In Algonquin, Ogunquit means ‘beautiful place by the sea.’ Just shy of 90 minutes from downtown Boston, Ogunquit lives up to its name with miles of beautiful beaches, scenic coastline, and quaint colonial streets to explore. Take a stroll down Marginal Way, a 3-mile pedestrian thoroughfare along the water that terminates in the cute fishing village of Perkins Cove. This is an excellent place to go shopping in one-of-a-kind boutiques, enjoy lunch along the waterfront, or watch the manually operated drawbridge move for boat traffic. Swimming, kayaking, and kite flying are just a few ways to pass a day on the white sand beaches. Watch the lobster boats come and go; some boats even offer tours for visitors to get a look at how it’s done.
In less than an hour, Bostonians can step back in time. Plymouth is the one of the oldest settlements in the United States and the oldest in New England. The historic Plymouth Rock is said to be where the pilgrims originally landed in late 1620. The glacial boulder that marks the site is now housed in a columned portico on the shore.
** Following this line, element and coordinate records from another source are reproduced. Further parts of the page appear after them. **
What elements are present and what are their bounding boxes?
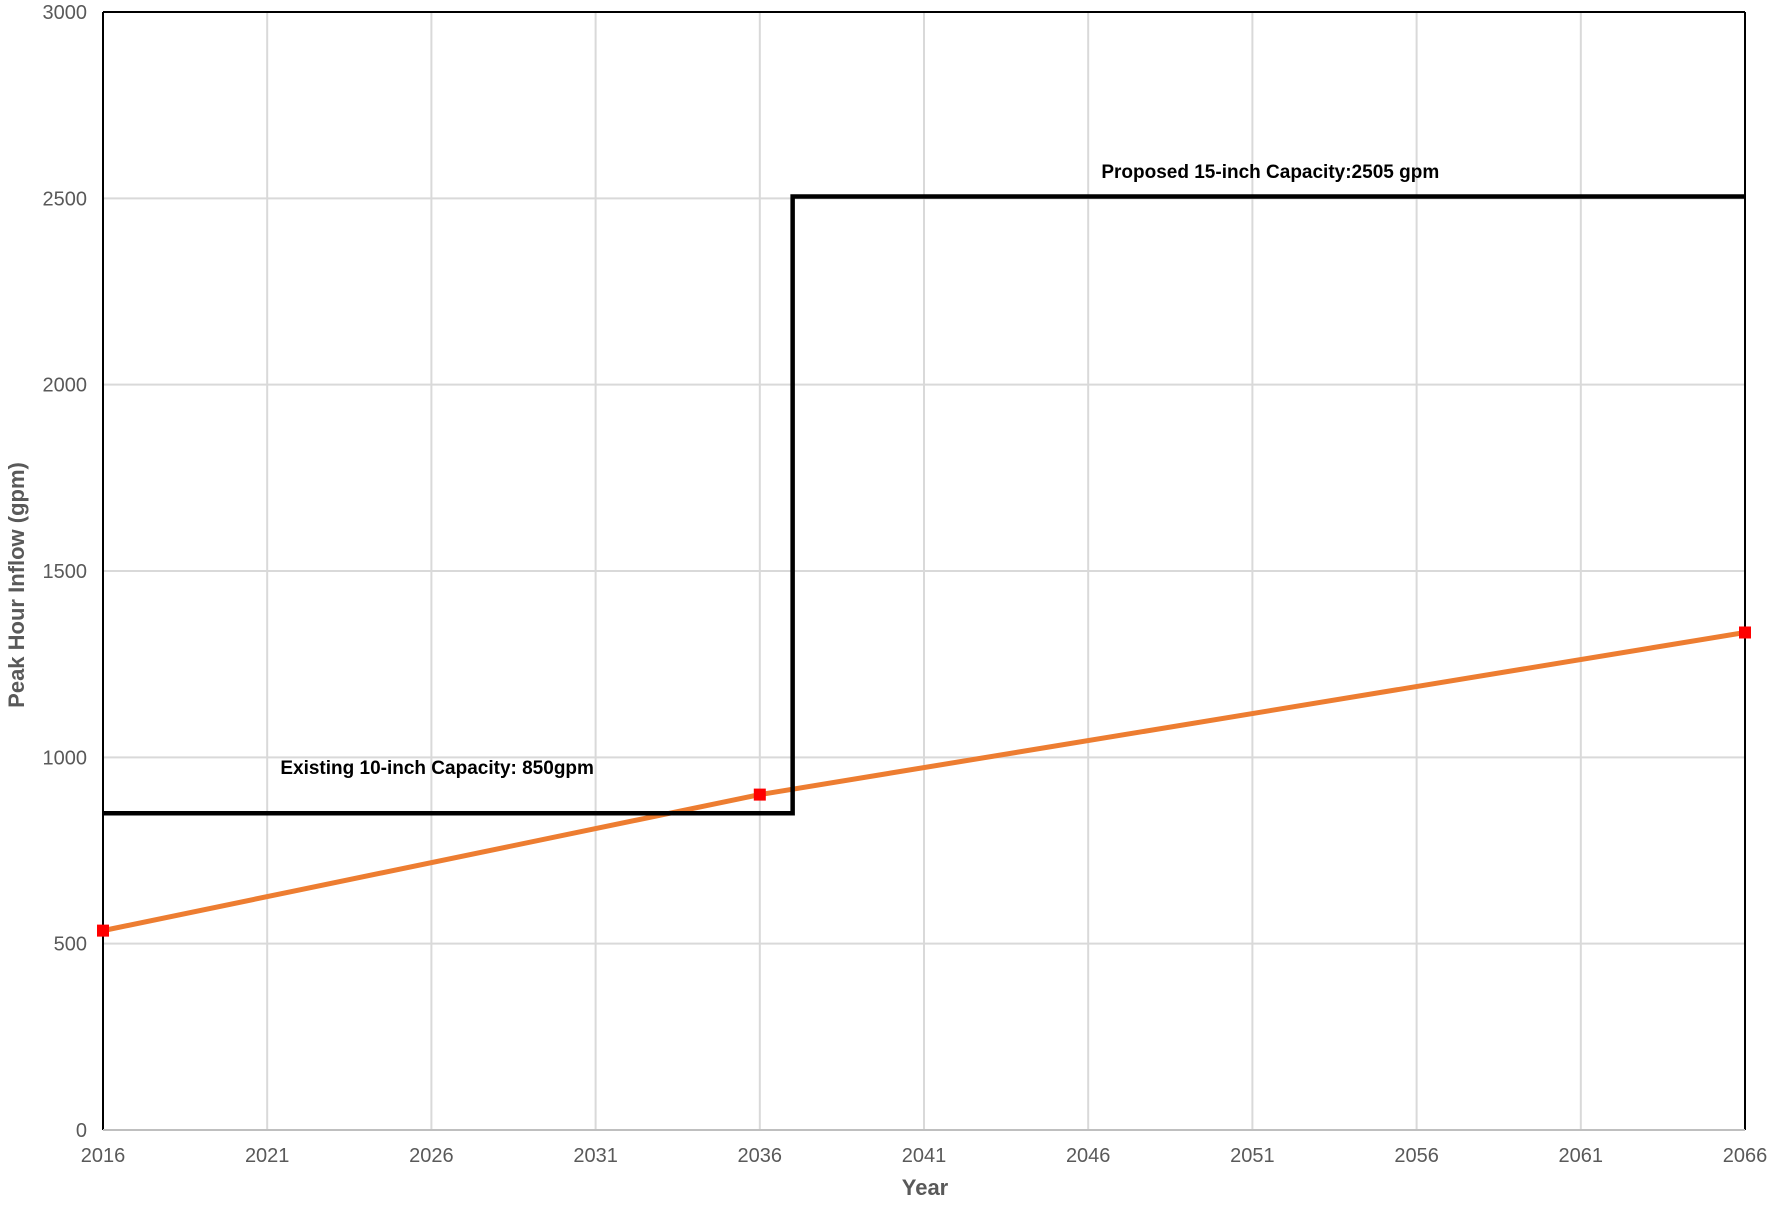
y-tick-labels: 0 500 1000 1500 2000 2500 3000: [43, 2, 88, 1142]
x-tick-label: 2046: [1066, 1145, 1111, 1167]
y-tick-label: 500: [54, 934, 87, 956]
x-tick-label: 2016: [81, 1145, 126, 1167]
x-tick-label: 2061: [1559, 1145, 1604, 1167]
x-tick-labels: 2016 2021 2026 2031 2036 2041 2046 2051 2056 2061…: [81, 1145, 1768, 1167]
y-tick-label: 0: [76, 1120, 87, 1142]
x-axis-title: Year: [902, 1175, 949, 1200]
annotations: Existing 10-inch Capacity: 850gpm Propose…: [280, 162, 1439, 779]
x-tick-label: 2036: [738, 1145, 783, 1167]
inflow-data-point: [753, 788, 766, 801]
capacity-annotation: Proposed 15-inch Capacity:2505 gpm: [1101, 162, 1439, 183]
capacity-series-line: [103, 194, 1745, 816]
x-tick-label: 2031: [573, 1145, 618, 1167]
series-layer: [97, 194, 1751, 937]
y-tick-label: 2000: [43, 375, 88, 397]
y-tick-label: 1000: [43, 747, 88, 769]
y-tick-label: 2500: [43, 188, 88, 210]
x-tick-label: 2066: [1723, 1145, 1768, 1167]
inflow-data-point: [1739, 626, 1751, 639]
x-tick-label: 2021: [245, 1145, 290, 1167]
x-tick-label: 2041: [902, 1145, 947, 1167]
y-axis-title: Peak Hour Inflow (gpm): [4, 462, 29, 708]
inflow-data-point: [97, 924, 109, 937]
x-tick-label: 2056: [1394, 1145, 1439, 1167]
y-tick-label: 1500: [43, 561, 88, 583]
y-tick-label: 3000: [43, 2, 88, 24]
x-tick-label: 2051: [1230, 1145, 1275, 1167]
capacity-annotation: Existing 10-inch Capacity: 850gpm: [280, 758, 594, 779]
x-tick-label: 2026: [409, 1145, 454, 1167]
Nearby, a replica of the Mayflower floats in the harbor. There are also plenty of memorials and statues commemorating a variety of historical figures and fallen soldiers throughout Pilgrim Memorial State Park. Take a tour with some of the world’s oldest and largest cranberry growers (A.D. Makepeace Company and Cape Cod Cranberry Growers Association) located in Plymouth. They’re promoting the economic viability of small growers and are dedicated stewards of the land. The food scene is surprisingly eclectic (outdoor seating and take out available). Gourmands can nosh on lobster rolls or explore the menus at trendier, modern bistros.
Many visitors to Salem, Massachusetts already know about its spooky past and the witchcraft trials of the 1690s. Several museums dedicated to the trials are open for visitors including the Salem Witch Museum, the Witch House (the former home of Judge Corwin, one of the judges involved in the trials), and the Witch History Museum. After learning about the omens that condemned the young women during the trials, visitors can try their luck with modern-day psychics and get a tarot or palm reading at Crow Haven Corner. Salem is more than witchcraft and sorcery. Charlotte Forten Park, Salem’s newest green space, is a 25,000 square foot park named after the abolitionist and Salem State’s first African American graduate. It’s the perfect place to lounge in the sun, stroll along the waterfront, or take in an impromptu musical performance. The park is directly connected to the downtown area making it easy to get to favorite shops and restaurants.
Old Orchard Beach is a nostalgic trip down memory lane to the beach vacations of yesteryear. Seven miles of beach is bordered by an old fashioned boardwalk alive with arcades, restaurants, carnival games, and folks fishing off of the pier. Don’t let the wistful ambiance fool you, there are plenty of modern things to do including sailboat or paddleboard rentals and zip lining. The Old Orchard Beach pier looks like something out of a movie. Buildings pop up out of the ocean and seem to precariously balance on a crisscrossing network of stilts. Charter a fishing boat and get a better look at the floating structure before heading out to sea for a day of angling. All of this shmaltzy beach fun is fewer than two hours from Boston.
For those still trying to safely avoid crowded areas, try taking a hike up Mount Monadnock. The state park of the same name is 2 hours from Boston and just across the border in New Hampshire. It’s only $5 to get in and parking is included. From the parking lot, there are 3 trails of varying difficulty to the 3,000+ foot summit. On clear days, intrepid hikers can see the Boston skyline from the top of the mountain in addition to the surrounding valleys. Intermediate hikers should consider taking the White Dot Trail (which is a bit steeper and rockier) to the top and then follow the White Cross Trail back to the parking lot (a much easier way down).